Factoring polynomials involves breaking down a complex polynomial into simpler products that are easier to work with. This is similar to finding the prime factors of numbers but for polynomials. In the given exercise, the polynomial in the denominator is factored to facilitate partial fraction decomposition. Our polynomial was \(x^2 - 4x\). To factor it, we look for common factors in each term. Here, both terms share \(x\) as a common factor. Thus, we can represent the expression as:\[ x^2 - 4x = x(x - 4) \]. This makes it simpler to handle in further operations like decomposition. Factoring is a crucial step as it simplifies rational expressions, making it easier to solve algebraic equations.

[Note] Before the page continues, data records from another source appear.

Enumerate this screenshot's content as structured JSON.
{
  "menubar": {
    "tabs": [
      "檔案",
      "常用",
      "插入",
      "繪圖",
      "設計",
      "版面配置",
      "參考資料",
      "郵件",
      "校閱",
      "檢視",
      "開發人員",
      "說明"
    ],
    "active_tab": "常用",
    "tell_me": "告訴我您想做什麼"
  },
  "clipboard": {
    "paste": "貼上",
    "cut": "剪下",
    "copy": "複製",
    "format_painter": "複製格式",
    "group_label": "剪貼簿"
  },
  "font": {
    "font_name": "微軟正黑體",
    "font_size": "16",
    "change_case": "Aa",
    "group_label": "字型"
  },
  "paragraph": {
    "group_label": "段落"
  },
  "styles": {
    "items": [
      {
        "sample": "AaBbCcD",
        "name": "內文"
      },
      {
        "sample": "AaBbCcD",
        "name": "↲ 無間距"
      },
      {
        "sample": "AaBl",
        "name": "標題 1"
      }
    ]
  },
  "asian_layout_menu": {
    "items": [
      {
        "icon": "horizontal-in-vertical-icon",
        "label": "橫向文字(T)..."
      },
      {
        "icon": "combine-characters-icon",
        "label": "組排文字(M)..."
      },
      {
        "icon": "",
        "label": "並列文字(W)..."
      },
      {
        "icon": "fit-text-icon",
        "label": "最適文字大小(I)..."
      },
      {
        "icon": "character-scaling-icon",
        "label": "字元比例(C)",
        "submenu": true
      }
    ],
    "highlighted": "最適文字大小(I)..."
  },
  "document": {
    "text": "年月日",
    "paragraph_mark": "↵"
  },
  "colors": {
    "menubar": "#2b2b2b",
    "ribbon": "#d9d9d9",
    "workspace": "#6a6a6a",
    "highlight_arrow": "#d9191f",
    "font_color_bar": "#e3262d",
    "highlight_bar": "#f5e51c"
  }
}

Rational expressions are fractions that contain polynomials in the numerator, denominator, or both. They are similar to regular fractions but with expressions involving variables. In partial fraction decomposition, handling these rational expressions becomes more streamlined. The problem involves the rational expression \(\frac{3x^2-16}{x^2-4x}\). To decompose this expression, we first factor the denominator, which helps set the stage for breaking it into simpler fractions or components.

By having a form like \(\frac{A}{x} + \frac{B}{x-4}\), we turn the complex fraction into manageable parts that can be easily integrated or manipulated in other algebraic operations.

This process is essential in calculus for integration and in various algebraic applications where simpler forms of expressions are required.

In dealing with algebraic equations, especially those involving partial fraction decomposition, equating coefficients is a key step. Once the rational expression is split into simpler fractions, as in our case \(\frac{A}{x} + \frac{B}{x-4}\), the original equation can be rewritten to solve for the unknowns \(A\) and \(B\). This involves expanding terms, and clearing fractions by multiplying through by the least common multiple of denominators.

The next critical action is aligning terms by their degree (like terms) and setting up systems of equations. For example, equating the coefficients for each power of \(x\) from the original & expanded polynomials allows us to solve for \(A\) and \(B\). In our problem, it led to: \(A + B = 3\) and \(-4A = -16\). Solving these gives us the values \(A = 4\) and \(B = -1\).

This linear equation method circumvents solving quadratic equations directly, simplifying and neatly solving complex algebraic equations progressively.